I'm not 100% sure I buy the Apple argument, either, as the next big hurdle is making something remotely affordable for regular people (they, probably smartly, declined to make the promised $50K Tesla Model S). Despite all they offer Apple is still a volume company. We'll see what happens, but it's been fun to watch.

Cop Drives Classic Cop Car: 1972 Ford Galaxie – The Truth About Cars


Another great installment from TTAC's ongoing cop-in-a-cop-car series.

Like all good myths, the myth of the invincible old police car is rooted in truth. I was once told by a veteran beat cop that back in the old days when you were alone at night in an alley, trying to avoid taking a beating yourself while handing out “wood shampoos” to unruly drunks and screaming for help on one of the original 10- lb Motorola portables that could be counted on to work 25- 30% of the time, you didn’t listen for approaching sirens coming to your aid because the sirens weren’t worth a damn and you couldn’t hear them half of the time anyway. Instead you listened for the roar of the secondaries opening up as your backup thundered down the final straight leading to your last known location. That’s how you knew the cavalry had arrived.

Willow Run assembly plant faces the wrecking ball – Hemmings


Another bit of the Old GM likely to get sold off and destroyed.

Built on land owned by Henry Ford to crank out B-24 Liberator bombers in 1941, the Albert Kahn-designed plant became the largest single industrial building under one roof, encompassing about 3.5 million square feet. One it ramped up to full production in late 1943, the so-called “Grand Canyon of the mechanized world” would produce a bomber per hour, along with a number of wood-bodied gliders. After the war, Ford declined its option to buy the massive plant from the federal government, so the government – through the Reconstruction Finance Corporation and the War Assets Administration – ended up leasing, and eventually selling, Willow Run to the newly formed Kaiser-Frazer.
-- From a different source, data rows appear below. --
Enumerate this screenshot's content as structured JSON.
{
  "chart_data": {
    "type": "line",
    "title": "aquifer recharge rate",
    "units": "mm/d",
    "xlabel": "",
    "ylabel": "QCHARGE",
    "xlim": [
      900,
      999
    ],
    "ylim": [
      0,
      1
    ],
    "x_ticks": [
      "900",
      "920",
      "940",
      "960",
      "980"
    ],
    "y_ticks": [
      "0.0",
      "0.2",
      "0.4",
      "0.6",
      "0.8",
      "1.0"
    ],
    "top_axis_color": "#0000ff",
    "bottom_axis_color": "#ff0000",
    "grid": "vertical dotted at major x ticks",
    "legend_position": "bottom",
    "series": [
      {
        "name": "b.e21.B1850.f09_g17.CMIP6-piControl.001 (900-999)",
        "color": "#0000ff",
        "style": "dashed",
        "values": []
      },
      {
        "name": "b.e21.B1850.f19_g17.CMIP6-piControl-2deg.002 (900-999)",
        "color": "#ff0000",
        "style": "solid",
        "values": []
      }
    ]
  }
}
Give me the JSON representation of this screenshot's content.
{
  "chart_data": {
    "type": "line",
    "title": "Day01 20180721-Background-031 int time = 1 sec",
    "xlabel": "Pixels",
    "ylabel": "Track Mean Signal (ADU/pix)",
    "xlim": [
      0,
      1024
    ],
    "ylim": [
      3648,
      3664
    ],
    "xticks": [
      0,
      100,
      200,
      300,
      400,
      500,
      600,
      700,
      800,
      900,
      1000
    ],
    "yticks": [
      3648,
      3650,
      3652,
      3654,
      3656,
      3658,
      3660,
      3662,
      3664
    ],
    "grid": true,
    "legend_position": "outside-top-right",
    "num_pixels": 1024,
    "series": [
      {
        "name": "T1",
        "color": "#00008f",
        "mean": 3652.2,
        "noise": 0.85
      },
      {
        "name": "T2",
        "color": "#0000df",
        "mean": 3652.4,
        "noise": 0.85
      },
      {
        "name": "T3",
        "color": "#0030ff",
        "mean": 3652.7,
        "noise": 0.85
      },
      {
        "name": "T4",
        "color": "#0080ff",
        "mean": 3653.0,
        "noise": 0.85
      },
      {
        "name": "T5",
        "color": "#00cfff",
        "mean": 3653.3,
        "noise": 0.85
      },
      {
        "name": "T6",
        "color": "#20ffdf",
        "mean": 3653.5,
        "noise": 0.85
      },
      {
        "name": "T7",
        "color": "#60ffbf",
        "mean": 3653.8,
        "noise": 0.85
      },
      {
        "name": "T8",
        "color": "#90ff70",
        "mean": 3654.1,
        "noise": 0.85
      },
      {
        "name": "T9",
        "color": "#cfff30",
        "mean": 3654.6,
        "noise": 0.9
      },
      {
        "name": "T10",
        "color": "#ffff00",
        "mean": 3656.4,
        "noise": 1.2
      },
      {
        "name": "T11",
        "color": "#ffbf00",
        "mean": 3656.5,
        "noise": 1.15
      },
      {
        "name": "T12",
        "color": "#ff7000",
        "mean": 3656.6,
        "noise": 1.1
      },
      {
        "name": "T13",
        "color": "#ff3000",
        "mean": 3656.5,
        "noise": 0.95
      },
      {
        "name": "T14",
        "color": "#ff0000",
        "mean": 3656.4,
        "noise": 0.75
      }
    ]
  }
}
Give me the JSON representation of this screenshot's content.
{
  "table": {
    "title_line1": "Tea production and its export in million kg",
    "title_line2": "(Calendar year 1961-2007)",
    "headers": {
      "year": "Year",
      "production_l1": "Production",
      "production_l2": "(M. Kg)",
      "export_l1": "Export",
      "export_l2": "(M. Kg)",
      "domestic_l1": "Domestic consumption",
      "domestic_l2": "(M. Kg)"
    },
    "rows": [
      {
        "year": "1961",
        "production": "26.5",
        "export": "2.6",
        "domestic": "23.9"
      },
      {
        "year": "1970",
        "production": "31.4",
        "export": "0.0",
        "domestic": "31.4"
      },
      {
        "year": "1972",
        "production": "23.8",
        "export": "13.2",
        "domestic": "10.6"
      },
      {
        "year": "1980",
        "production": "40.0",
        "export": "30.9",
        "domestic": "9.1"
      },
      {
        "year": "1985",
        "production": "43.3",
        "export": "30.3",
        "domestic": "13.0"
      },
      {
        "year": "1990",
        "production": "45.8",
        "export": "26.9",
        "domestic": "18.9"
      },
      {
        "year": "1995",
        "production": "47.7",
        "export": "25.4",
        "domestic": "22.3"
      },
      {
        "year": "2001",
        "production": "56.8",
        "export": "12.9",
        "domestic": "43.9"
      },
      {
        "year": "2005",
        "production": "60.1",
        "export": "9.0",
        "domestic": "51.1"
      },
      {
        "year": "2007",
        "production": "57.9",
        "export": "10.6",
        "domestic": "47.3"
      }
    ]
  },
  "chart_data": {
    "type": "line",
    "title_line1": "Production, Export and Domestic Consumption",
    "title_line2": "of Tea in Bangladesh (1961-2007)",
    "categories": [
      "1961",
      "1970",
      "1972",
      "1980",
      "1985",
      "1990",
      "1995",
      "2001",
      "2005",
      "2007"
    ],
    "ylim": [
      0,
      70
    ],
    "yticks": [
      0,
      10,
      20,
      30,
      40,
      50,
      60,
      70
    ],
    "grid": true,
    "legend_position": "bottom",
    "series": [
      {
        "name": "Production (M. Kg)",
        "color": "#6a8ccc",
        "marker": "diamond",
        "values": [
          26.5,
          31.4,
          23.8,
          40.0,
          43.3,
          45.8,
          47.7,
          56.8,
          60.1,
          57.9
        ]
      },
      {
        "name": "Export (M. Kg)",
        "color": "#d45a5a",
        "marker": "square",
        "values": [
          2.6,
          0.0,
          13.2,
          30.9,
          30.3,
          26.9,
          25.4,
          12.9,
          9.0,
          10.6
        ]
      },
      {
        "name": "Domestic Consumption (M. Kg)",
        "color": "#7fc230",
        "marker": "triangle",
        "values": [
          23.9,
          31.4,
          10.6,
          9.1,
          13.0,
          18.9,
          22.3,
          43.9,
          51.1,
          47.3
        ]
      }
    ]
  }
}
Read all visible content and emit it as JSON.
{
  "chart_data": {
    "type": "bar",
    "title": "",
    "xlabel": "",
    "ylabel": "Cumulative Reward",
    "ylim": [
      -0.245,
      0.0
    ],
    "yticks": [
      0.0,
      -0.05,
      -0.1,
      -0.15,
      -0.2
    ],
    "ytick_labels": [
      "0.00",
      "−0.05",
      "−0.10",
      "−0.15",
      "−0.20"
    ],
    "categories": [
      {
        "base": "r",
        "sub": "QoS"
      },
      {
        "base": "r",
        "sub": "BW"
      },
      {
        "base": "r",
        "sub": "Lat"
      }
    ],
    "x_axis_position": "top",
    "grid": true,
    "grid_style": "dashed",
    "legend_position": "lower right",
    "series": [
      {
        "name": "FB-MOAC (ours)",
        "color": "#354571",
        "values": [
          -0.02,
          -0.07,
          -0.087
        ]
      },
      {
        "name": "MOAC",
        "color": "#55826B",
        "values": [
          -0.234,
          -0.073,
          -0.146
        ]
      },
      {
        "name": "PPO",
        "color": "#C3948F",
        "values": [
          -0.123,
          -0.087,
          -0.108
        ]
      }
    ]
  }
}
REMOTE CONTROL: Our Drone Delusion – The New Yorker

This is another cutting New Yorker meta book review on the serious implications of drone warfare on our policy and our soul.

Obama’s enthusiasm for drones—which he believes minimizes the risk to American forces and non-combatants on the ground—is unnervingly reminiscent of Eisenhower’s enthusiasm for poisoning schemes and coup plots. (The President’s foreign-policy advisers periodically cite Eisenhower as an inspiration.) Drone strikes are also defended on the ground that they have killed terrorists in Pakistan and Yemen before those terrorists could kill Americans in Times Square or on the Mall, in Washington. There is no way to assess these claims: the official secrecy surrounding the program makes it impossible to judge the results.